Meals Continue To Be Deductible Under IRS Guidance
The IRS issued guidance clarifying that taxpayers may generally continue to deduct 50% of the food and beverage expenses associated with operating their trade or business, despite changes to the meal and entertainment expense deduction under Sec. 274 made by the law known as the Tax Cuts and Jobs Act (TCJA), P.L. 115-97.
According to the IRS, the amendments specifically deny deductions for expenses for entertainment, amusement, or recreation but do not address the deductibility of expenses for business meals. This omission has created confusion in the business community, which the IRS addressed in this interim guidance.
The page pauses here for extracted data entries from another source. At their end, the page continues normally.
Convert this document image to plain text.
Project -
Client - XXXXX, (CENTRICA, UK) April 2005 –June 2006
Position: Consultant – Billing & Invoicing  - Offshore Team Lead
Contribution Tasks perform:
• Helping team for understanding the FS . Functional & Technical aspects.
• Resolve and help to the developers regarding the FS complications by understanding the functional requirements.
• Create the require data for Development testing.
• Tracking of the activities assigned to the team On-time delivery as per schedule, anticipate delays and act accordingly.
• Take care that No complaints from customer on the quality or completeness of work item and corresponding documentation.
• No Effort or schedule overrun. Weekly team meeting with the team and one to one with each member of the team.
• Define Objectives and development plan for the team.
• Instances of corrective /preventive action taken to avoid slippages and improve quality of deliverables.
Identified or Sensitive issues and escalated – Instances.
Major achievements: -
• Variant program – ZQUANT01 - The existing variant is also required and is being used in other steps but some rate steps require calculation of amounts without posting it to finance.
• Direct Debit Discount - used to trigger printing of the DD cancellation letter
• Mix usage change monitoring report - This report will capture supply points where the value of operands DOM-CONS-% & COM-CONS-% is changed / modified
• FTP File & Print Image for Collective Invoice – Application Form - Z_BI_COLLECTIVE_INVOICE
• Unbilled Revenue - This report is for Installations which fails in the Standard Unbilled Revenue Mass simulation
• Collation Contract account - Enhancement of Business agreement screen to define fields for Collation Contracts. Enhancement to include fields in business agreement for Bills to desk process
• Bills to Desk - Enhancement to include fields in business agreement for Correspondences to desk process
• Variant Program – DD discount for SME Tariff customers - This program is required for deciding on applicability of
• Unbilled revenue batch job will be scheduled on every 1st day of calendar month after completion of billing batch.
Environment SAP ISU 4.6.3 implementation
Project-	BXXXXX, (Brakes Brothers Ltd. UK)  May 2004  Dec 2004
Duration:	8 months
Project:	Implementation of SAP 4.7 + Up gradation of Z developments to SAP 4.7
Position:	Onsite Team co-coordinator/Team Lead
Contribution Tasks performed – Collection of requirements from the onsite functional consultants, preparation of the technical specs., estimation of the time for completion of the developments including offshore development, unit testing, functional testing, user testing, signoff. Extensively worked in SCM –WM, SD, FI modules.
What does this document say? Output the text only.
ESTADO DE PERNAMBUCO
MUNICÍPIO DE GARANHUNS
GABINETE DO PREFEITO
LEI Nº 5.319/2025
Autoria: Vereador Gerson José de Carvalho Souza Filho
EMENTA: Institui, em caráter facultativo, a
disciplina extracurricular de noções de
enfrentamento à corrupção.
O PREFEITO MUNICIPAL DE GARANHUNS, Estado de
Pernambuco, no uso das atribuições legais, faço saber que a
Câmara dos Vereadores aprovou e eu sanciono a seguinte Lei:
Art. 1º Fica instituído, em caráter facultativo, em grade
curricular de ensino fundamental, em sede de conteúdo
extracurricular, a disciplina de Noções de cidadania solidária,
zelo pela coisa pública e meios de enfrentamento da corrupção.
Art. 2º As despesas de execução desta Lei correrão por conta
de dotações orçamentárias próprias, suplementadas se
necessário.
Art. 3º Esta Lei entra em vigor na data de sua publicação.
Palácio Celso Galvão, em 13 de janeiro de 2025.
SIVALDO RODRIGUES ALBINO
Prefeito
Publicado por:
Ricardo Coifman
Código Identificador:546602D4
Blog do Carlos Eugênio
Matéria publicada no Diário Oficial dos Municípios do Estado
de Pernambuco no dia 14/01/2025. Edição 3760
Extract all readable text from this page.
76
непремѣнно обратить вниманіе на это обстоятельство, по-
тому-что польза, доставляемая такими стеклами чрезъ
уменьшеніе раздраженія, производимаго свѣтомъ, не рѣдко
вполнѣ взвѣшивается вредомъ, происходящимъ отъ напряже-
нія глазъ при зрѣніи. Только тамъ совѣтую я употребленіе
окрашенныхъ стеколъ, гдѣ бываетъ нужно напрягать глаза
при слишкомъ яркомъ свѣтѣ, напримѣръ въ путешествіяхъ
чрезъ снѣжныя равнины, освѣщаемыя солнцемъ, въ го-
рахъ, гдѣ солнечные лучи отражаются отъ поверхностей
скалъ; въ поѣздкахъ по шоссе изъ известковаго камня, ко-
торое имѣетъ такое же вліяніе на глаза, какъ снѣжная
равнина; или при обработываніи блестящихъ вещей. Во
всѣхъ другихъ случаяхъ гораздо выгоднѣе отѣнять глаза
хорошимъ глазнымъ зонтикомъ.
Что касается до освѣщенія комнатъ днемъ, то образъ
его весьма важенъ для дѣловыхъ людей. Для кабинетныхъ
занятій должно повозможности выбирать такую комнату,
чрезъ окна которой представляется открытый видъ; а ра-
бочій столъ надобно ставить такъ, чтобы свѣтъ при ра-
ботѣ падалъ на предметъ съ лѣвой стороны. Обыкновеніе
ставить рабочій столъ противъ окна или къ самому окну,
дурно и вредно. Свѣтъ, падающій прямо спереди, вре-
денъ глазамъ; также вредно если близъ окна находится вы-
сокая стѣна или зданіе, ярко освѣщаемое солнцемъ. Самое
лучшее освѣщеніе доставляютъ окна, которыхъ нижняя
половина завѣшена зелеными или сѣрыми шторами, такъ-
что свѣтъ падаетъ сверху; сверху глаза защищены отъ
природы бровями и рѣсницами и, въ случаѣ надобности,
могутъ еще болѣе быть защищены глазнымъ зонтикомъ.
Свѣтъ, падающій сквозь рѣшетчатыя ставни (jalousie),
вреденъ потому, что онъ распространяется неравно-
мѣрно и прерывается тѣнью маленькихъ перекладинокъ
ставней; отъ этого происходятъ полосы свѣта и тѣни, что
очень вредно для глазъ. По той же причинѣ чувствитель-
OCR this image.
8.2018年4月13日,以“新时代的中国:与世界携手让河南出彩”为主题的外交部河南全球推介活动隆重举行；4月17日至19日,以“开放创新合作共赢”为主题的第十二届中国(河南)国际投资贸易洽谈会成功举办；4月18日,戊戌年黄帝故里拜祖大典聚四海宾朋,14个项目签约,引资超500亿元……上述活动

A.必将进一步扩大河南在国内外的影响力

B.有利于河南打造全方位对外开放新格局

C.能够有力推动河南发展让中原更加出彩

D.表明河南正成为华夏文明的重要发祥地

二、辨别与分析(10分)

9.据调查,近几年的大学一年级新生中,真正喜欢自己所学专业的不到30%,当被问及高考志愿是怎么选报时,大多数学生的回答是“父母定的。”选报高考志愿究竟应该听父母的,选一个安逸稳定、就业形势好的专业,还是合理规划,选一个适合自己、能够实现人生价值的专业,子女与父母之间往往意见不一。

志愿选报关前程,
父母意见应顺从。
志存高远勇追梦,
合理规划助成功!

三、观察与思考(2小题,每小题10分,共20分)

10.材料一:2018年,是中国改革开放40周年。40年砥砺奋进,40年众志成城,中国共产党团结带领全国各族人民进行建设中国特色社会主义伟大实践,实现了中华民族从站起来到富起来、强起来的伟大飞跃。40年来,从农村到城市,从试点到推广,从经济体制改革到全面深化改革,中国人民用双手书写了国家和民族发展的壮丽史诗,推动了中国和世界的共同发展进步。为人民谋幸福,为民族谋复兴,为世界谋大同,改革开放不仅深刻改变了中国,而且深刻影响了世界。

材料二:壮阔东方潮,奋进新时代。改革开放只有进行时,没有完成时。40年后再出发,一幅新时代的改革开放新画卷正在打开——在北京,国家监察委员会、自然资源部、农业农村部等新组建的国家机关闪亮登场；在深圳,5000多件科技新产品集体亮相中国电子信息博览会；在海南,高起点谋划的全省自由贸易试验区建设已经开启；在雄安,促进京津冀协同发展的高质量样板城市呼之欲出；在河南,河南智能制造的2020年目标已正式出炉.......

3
Taxpayers can rely on the guidance in the notice until the IRS issues proposed regulations.
Sec. 274(k), which was not amended by the TCJA, does not allow a deduction for the expense of any food or beverages unless (1) the expense is not lavish or extravagant under the circumstances, and (2) the taxpayer (or an employee of the taxpayer) is present when the food or beverages are furnished. Sec. 274(n)(1), which was amended by the TCJA, generally provides that the amount allowable as a deduction for any expense for food or beverages cannot exceed 50% of the amount of the expense that otherwise would be allowable. Prior to amendment, Sec. 274(n)(1) also allowed as a deduction up to 50% of the expense of any item with respect to an activity of a type considered to constitute entertainment, amusement, or recreation, or with respect to a facility used in connection with such activity.
Under the interim guidance, taxpayers may deduct 50% of an otherwise allowable business meal expense if:
The expense is an ordinary and necessary business expense under Sec. 162(a) paid or incurred during the tax year when carrying on any trade or business;
The expense is not lavish or extravagant under the circumstances;
The taxpayer, or an employee of the taxpayer, is present when the food or beverages are furnished;
The food and beverages are provided to a current or potential business customer, client, consultant, or similar business contact; and
For food and beverages provided during or at an entertainment activity, they are purchased separately from the entertainment, or the cost of the food and beverages is stated separately from the cost of the entertainment on one or more bills, invoices, or receipts.
The IRS will not allow the entertainment disallowance rule to be circumvented through inflating the amount charged for food and beverages.
The notice contains three examples illustrating how the IRS intends to interpret these rules. All three examples involve attending a sporting event with a business client and having food and drink while attending the game. The examples follow the AICPA's recommendation that meal expenses be deductible when their costs are separately stated from the cost of the entertainment.
The IRS plans to issue proposed regulations and requested comments on:
Whether further guidance is needed to clarify the interaction of Sec. 274(a)(1)(A) entertainment expenses and business meal expenses.
Whether the definition of "entertainment" in Regs. Sec.1.274-2(b)(1)(i) should be retained and, if so, whether it should be revised.
Whether the objective test in Regs. Sec.1.274-2(b)(1)(ii) should be retained and, if so, whether it should be revised.
Whether the IRS should provide more examples in the regulations.
In a letter to the IRS dated April 2, 2018 (available at aicpa.org), the AICPA had requested that the IRS provide immediate guidance on the TCJA's changes to Sec. 274. The AICPA recommended that the IRS confirm that business meals are deductible: (1) that take place between a business owner or employee and a current or prospective client; (2) that are not lavish or extravagant under the circumstances; and (3) where the taxpayer has a reasonable expectation of deriving income or other specific trade or business benefit from the encounter.